Employers Cutting 401(k) Matching Contributions
Roughly 12% of employers have suspended matching contributions and an additional 23% are planning to cut their match or are considering it.
The pandemic, which has changed the way millions of people work, is also starting to change the way they save — and not in a good way.
Some 12% of employers have suspended matching contributions to their 401(k) plans, and an additional 23% were planning to cut their match or were considering it, according to a survey conducted in late April by Willis Towers Watson, a human-resources consulting firm. A separate survey by the Plan Sponsor Council of America found that nearly 22% of companies with 1,000 or more employees are suspending or reducing matching contributions to 401(k) plans.
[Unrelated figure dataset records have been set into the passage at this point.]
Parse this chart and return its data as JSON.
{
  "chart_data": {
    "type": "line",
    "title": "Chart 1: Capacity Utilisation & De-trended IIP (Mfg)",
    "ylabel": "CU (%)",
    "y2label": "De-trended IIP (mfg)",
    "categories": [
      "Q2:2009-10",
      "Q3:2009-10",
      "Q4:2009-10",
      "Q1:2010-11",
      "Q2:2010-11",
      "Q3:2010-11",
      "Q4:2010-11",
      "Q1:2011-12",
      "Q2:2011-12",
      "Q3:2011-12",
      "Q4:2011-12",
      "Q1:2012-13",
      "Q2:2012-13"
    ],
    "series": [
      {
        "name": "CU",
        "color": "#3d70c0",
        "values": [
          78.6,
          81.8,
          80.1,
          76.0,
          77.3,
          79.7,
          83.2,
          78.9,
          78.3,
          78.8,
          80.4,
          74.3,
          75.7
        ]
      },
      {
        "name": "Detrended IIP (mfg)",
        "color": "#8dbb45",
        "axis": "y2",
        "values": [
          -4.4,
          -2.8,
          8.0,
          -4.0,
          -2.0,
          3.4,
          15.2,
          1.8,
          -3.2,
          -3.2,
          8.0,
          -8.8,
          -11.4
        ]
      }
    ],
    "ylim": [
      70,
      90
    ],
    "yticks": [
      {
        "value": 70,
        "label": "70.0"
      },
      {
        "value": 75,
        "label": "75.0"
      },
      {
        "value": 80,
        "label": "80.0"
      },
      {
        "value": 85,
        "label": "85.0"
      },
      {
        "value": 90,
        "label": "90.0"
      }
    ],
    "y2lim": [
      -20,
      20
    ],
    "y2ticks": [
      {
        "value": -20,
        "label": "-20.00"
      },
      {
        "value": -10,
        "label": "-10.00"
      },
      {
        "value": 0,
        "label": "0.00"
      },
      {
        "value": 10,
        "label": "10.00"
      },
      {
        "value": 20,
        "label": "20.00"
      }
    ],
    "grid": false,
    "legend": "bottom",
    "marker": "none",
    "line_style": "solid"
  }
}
Companies in hard-hit industries, such as retail and travel, were more likely to suspend contributions to employees’ retirement plans.
How quickly matches are restored will depend on how fast the economy recovers, but many companies hope the suspension will last only a few months, says Robyn Credico, defined-contribution practice leader for Willis Towers Watson. “I think there’s a lot of belief that by the last quarter of this year or early next year, things will improve,” she says.
Although a company match provides a great incentive to contribute, don’t use the loss of your match as an excuse to stop saving, Credico says. Instead, if you can afford it, try to contribute a little more to make up the difference. With or without a match, she says, “your retirement needs aren’t going to change.”